The other important function of domains is to provide motion. Completely flexible hinging would be impossible between subunits because they would simply fall apart, but it can be done between covalently linked domains. More limited flexibility between domains is often crucial to substrate binding, allosteric control, and assembly of large structures. In hexokinase the two domains hinge together on binding of glucose, enclosing it almost completely (Bennett and Steitz, 1978) [see kinemage ??.] . Not only does this mechanism provide access to a very tight and hydrophobic specificity site, it has also been hypothesized as necessary in order to discriminate against using water as a substrate and acting as a counterproductive ATPase. It should be remembered, however, that domain motion is not the only way to solve the problem: what hexokinase and alcohol dehydrogenase accomplish by domain hinging, adenylate kinase and lactate dehydrogenase accomplish by large movements of surface loops. [Domain hinge motion has remained extremely common, especially for enzymes, many of which show the overall pattern of two lobes with the active site in a cleft between them.]

Fig 70 Fig 70

FIG. 70. Domains 2 (cylinders) and N-terminal tails of B- and C-type subunits around the quasi-6-fold axis in tomato bushy stunt virus. The association of the three C-subunit tails around the quasi-6-fold forms "domain 1" (see Fig. 84).
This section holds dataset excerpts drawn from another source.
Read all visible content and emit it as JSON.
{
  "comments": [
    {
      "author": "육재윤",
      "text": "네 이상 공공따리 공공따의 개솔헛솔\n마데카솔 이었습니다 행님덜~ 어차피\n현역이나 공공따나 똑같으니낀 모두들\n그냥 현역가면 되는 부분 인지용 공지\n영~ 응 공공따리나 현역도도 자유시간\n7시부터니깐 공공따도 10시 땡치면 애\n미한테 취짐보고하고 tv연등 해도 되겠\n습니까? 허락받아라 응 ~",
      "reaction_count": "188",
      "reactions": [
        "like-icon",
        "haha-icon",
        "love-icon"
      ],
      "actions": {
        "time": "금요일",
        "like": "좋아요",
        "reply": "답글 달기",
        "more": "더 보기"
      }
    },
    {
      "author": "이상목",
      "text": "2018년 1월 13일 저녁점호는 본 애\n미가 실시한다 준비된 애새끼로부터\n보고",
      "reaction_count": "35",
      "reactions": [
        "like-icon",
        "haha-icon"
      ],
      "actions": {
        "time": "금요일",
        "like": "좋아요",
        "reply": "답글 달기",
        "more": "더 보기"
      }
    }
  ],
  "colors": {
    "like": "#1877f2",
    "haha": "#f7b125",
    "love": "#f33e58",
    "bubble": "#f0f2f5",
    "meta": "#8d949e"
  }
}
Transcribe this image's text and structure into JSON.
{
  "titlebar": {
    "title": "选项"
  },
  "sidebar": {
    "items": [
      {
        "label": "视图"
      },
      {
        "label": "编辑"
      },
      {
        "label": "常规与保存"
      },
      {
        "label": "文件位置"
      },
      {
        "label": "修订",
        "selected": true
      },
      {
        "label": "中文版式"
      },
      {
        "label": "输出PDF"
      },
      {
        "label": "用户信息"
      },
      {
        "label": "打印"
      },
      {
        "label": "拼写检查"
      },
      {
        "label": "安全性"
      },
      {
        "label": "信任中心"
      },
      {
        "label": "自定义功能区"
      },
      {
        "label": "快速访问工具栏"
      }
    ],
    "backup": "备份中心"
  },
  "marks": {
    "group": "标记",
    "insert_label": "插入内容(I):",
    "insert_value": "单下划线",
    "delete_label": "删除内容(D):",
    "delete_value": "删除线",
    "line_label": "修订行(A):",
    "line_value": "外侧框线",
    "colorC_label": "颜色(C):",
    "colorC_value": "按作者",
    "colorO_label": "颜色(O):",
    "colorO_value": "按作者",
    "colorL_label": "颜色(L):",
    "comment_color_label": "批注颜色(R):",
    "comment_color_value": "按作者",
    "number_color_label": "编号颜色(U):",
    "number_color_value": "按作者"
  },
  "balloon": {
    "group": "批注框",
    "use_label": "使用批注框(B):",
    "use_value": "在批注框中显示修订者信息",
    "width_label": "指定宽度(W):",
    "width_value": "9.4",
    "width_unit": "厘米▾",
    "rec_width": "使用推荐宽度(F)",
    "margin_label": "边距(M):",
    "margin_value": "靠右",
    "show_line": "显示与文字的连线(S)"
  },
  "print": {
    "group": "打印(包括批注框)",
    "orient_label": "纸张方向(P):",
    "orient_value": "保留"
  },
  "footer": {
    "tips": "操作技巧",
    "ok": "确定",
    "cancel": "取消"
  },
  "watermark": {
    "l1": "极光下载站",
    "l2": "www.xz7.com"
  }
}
In tomato bushy stunt virus protein, domain hinging helps to solve the problem of packing 180 identical protein subunits quasi-equivalently into the 60-fold icosahedral symmetry of the virus shell (Harrison et al., 1978). Around the exact 2-fold and the quasi-2-fold axes of the icosahedron, contact must be made between chemically identical subunits which come together at rather different angles around the two kinds of 2-fold axes. Identical contacts are made in both cases between pairs of protruding d3 domains, but the angle between d2 and d3 domains can change by about 20° (see Fig. 69) so that each type of d2 domain is placed in the correct orientation to interact around the 5-fold or the quasi-6-fold axes. Pairs of d2 shell domains form two different types of contacts: in one type the two surfaces are tightly packed and the N-terminal arms are disordered, while in the other type of contact the N-terminal arms of "C" subunits fill a wedge-shaped opening between the contact surfaces and then wind around the 3-fold axis (see Figs. 70 and 84).